Beim Diabetes mellitus Typ 2 handelt es sich um den primär Insulin unabhängigen Diabetes mellitus oder Altersdiabetes (wird heute nicht mehr so genannt, weil häufig auch schon junge Menschen davon betroffen sind). In neuerer Zeit findet man die Krankheit auch bei Jugendlichen mit starkem Übergewicht. Der Diabetes-Typ-2 macht etwa 90% der Diabeteserkrankungen aus.
Durch chronisch überhöhte Nahrungsaufnahme sowie durch zusätzliche, zum Teil noch unbekannte Mechanismen, entsteht eine Resistenz gegen das Insulin. Die Bauchspeicheldrüse produziert immer mehr Insulin, um der mangelnden Wirkung entgegenzuwirken. Zu einem Zeitpunkt ist die Bauchspeicheldrüse erschöpft, die Insulinproduktion wird reduziert und kann vollständig aufhören. Das führt zu Insulinmangel und zu einer Überzuckerung des Körpers.

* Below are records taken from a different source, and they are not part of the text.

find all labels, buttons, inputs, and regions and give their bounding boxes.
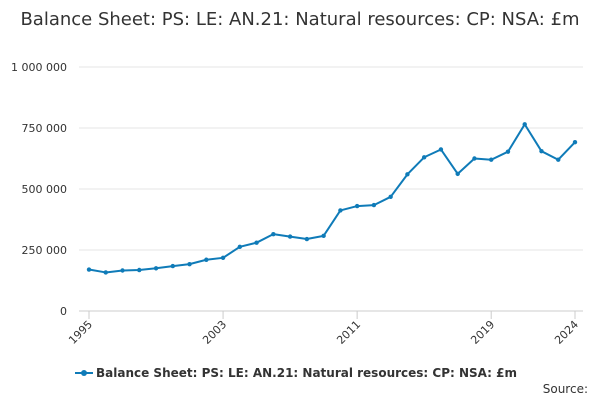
legend-label: Balance Sheet: PS: LE: AN.21: Natural re… bbox=[96, 366, 518, 380]
y-tick-label: 250 000 bbox=[22, 244, 68, 257]
series-layer bbox=[86, 122, 578, 275]
axes bbox=[79, 310, 583, 319]
series-line bbox=[88, 123, 576, 274]
data-point[interactable] bbox=[438, 147, 444, 152]
x-tick-label: 2019 bbox=[468, 318, 497, 347]
y-tick-label: 0 bbox=[60, 305, 67, 318]
data-point[interactable] bbox=[522, 122, 527, 127]
legend-line-icon bbox=[75, 370, 93, 376]
data-point[interactable] bbox=[304, 236, 310, 242]
data-point[interactable] bbox=[237, 244, 243, 250]
y-tick-label: 1 000 000 bbox=[11, 61, 67, 74]
y-tick-label: 750 000 bbox=[22, 122, 68, 135]
data-point[interactable] bbox=[472, 156, 477, 161]
x-tick-label: 1995 bbox=[66, 318, 95, 347]
data-point[interactable] bbox=[271, 231, 276, 237]
data-point[interactable] bbox=[405, 172, 410, 177]
data-point[interactable] bbox=[455, 171, 460, 177]
data-point[interactable] bbox=[572, 139, 578, 145]
data-point[interactable] bbox=[505, 149, 511, 154]
data-point[interactable] bbox=[421, 155, 427, 160]
x-tick-label: 2024 bbox=[552, 318, 581, 347]
data-point[interactable] bbox=[489, 157, 494, 162]
data-point[interactable] bbox=[86, 267, 92, 272]
data-point[interactable] bbox=[137, 267, 142, 273]
data-point[interactable] bbox=[354, 203, 360, 209]
data-point[interactable] bbox=[388, 194, 393, 200]
data-point[interactable] bbox=[539, 148, 544, 154]
data-point[interactable] bbox=[254, 240, 259, 245]
data-point[interactable] bbox=[287, 234, 293, 239]
data-point[interactable] bbox=[371, 202, 377, 208]
data-point[interactable] bbox=[103, 270, 108, 275]
data-point[interactable] bbox=[338, 208, 343, 213]
gridlines bbox=[79, 66, 583, 251]
data-point[interactable] bbox=[187, 261, 192, 267]
x-axis-tick-labels: 1995 2003 2011 2019 2024 bbox=[66, 318, 581, 347]
y-tick-label: 500 000 bbox=[22, 183, 68, 196]
legend[interactable]: Balance Sheet: PS: LE: AN.21: Natural re… bbox=[75, 366, 517, 380]
data-point[interactable] bbox=[321, 233, 326, 239]
x-tick-label: 2011 bbox=[334, 318, 363, 347]
data-point[interactable] bbox=[153, 266, 159, 271]
data-point[interactable] bbox=[204, 257, 209, 262]
data-point[interactable] bbox=[120, 268, 125, 273]
data-point[interactable] bbox=[220, 255, 226, 261]
data-point[interactable] bbox=[556, 157, 561, 162]
x-tick-label: 2003 bbox=[200, 318, 229, 347]
source-label: Source: bbox=[542, 382, 588, 396]
y-axis-tick-labels: 0 250 000 500 000 750 000 1 000 000 bbox=[11, 61, 67, 318]
data-point[interactable] bbox=[170, 263, 175, 269]
chart-title: Balance Sheet: PS: LE: AN.21: Natural re… bbox=[20, 9, 580, 30]
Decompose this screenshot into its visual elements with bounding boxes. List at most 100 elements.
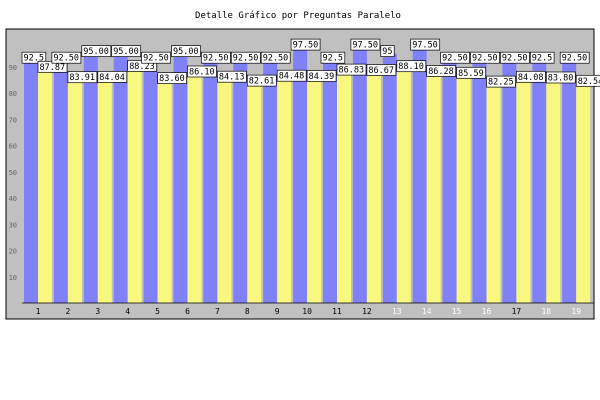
data-label-s1-19: 92.50	[562, 54, 588, 64]
data-label-box-s1-18	[529, 51, 555, 64]
data-label-s1-6: 95.00	[173, 47, 199, 57]
chart-title: Detalle Gráfico por Preguntas Paralelo	[195, 11, 401, 21]
data-label-s1-15: 92.50	[442, 54, 468, 64]
data-label-box-s1-14	[410, 38, 441, 51]
x-tick-label-13: 13	[392, 307, 402, 316]
bar-s2-6	[187, 77, 202, 303]
data-label-box-s1-7	[201, 51, 231, 64]
data-label-s2-15: 85.59	[458, 69, 484, 79]
data-label-s2-12: 86.67	[368, 66, 394, 76]
data-label-box-s2-13	[396, 60, 427, 73]
bar-s1-18	[532, 60, 547, 304]
data-label-s2-8: 82.61	[249, 77, 275, 87]
x-tick-label-8: 8	[245, 307, 250, 316]
data-label-box-s2-3	[97, 71, 128, 83]
y-tick-label-10: 10	[9, 274, 17, 282]
x-tick-label-16: 16	[482, 307, 492, 316]
y-tick-label-80: 80	[9, 90, 17, 98]
data-label-s1-10: 97.50	[293, 41, 319, 51]
data-label-s1-12: 97.50	[352, 41, 378, 51]
bar-s1-10	[293, 47, 308, 303]
data-label-s2-16: 82.25	[488, 78, 514, 88]
bar-s2-8	[247, 86, 262, 303]
data-label-s2-17: 84.08	[518, 73, 544, 83]
data-label-s2-7: 84.13	[219, 73, 245, 83]
data-label-box-s2-10	[306, 70, 337, 82]
x-tick-label-1: 1	[36, 307, 41, 316]
bar-s2-12	[366, 75, 381, 303]
bar-s1-1	[24, 60, 38, 304]
data-label-s2-5: 83.60	[159, 74, 185, 84]
data-label-box-s1-8	[230, 51, 261, 64]
data-label-s1-14: 97.50	[412, 41, 438, 51]
bar-s1-14	[412, 47, 427, 303]
data-label-box-s1-5	[141, 51, 171, 64]
data-label-box-s2-7	[217, 70, 247, 83]
bar-s1-11	[323, 60, 337, 304]
data-label-box-s2-5	[157, 72, 187, 84]
bar-s2-5	[157, 83, 172, 303]
bar-s2-2	[67, 82, 82, 303]
data-label-s2-9: 84.48	[279, 72, 305, 82]
data-label-s1-18: 92.5	[532, 54, 552, 64]
bar-s1-9	[263, 60, 278, 304]
x-tick-label-12: 12	[362, 307, 372, 316]
x-tick-label-9: 9	[275, 307, 280, 316]
y-tick-label-20: 20	[9, 248, 17, 256]
data-label-s1-11: 92.5	[323, 54, 343, 64]
bar-s2-3	[97, 82, 112, 304]
bar-s2-13	[396, 71, 411, 303]
data-label-s2-6: 86.10	[189, 68, 215, 78]
x-tick-label-17: 17	[512, 307, 522, 316]
bar-s1-2	[53, 60, 68, 304]
bar-s2-16	[486, 87, 501, 303]
x-tick-label-6: 6	[185, 307, 190, 316]
data-label-s2-10: 84.39	[309, 72, 335, 82]
bar-s1-13	[382, 53, 397, 303]
data-label-box-s1-17	[500, 51, 530, 64]
bar-s2-10	[307, 81, 322, 303]
bar-s2-15	[456, 78, 471, 303]
data-label-box-s2-8	[246, 74, 277, 87]
data-label-s2-13: 88.10	[398, 62, 424, 72]
data-label-box-s1-13	[380, 45, 395, 57]
x-tick-label-18: 18	[541, 307, 551, 316]
data-label-box-s2-6	[187, 65, 217, 78]
x-tick-label-14: 14	[422, 307, 432, 316]
data-label-box-s1-15	[440, 51, 470, 64]
x-tick-label-2: 2	[65, 307, 70, 316]
data-label-s1-3: 95.00	[83, 47, 109, 57]
data-label-box-s2-2	[67, 71, 98, 84]
data-label-box-s1-12	[350, 38, 381, 51]
y-tick-label-50: 50	[9, 169, 17, 177]
data-label-box-s2-16	[486, 75, 516, 88]
data-label-s1-16: 92.50	[472, 54, 498, 64]
bar-s2-1	[38, 72, 52, 303]
y-tick-label-30: 30	[9, 221, 17, 229]
bar-s2-7	[217, 82, 232, 303]
data-label-s1-8: 92.50	[233, 54, 259, 64]
x-tick-label-5: 5	[155, 307, 160, 316]
bar-s2-19	[576, 86, 591, 303]
data-label-s2-4: 88.23	[129, 62, 155, 72]
bar-s1-15	[442, 60, 457, 304]
data-label-box-s2-14	[426, 65, 457, 77]
data-label-box-s1-3	[81, 45, 112, 57]
data-label-box-s1-16	[470, 51, 500, 64]
bar-s1-16	[472, 60, 487, 304]
bars-layer	[24, 47, 591, 304]
bar-s1-17	[502, 60, 517, 304]
data-label-s2-18: 83.80	[548, 74, 574, 84]
x-tick-label-7: 7	[215, 307, 220, 316]
data-label-box-s1-9	[260, 51, 291, 64]
x-tick-label-11: 11	[332, 307, 342, 316]
data-label-box-s2-19	[575, 74, 600, 87]
data-label-s2-19: 82.54	[578, 77, 600, 87]
bar-s2-4	[127, 71, 142, 304]
bar-s2-11	[337, 75, 351, 303]
data-label-s1-9: 92.50	[263, 54, 289, 64]
y-tick-label-90: 90	[9, 64, 17, 72]
bar-s2-18	[546, 83, 561, 303]
x-tick-label-10: 10	[302, 307, 312, 316]
bar-s2-9	[277, 81, 292, 303]
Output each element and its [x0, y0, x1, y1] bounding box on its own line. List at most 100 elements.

Bei der Insulinresistenz ist der Blutzuckerspiegel chronisch erhöht, da der Körper Kohlenhydrate (z.B. Zucker) nicht mehr genügend verwerten kann (pathologische Glukosetoleranz). Ist eine gewisse Zuckerkonzentration im Blut überschritten, wird der überschüssige Zucker mit dem Urin ausgeschieden, d.h. er wird messbar im Urin. Mit der Zuckerausscheidung wird dem ganzen Körper mehr Wasser entzogen als normal, was zu überdurchschnittlichem Durst führt.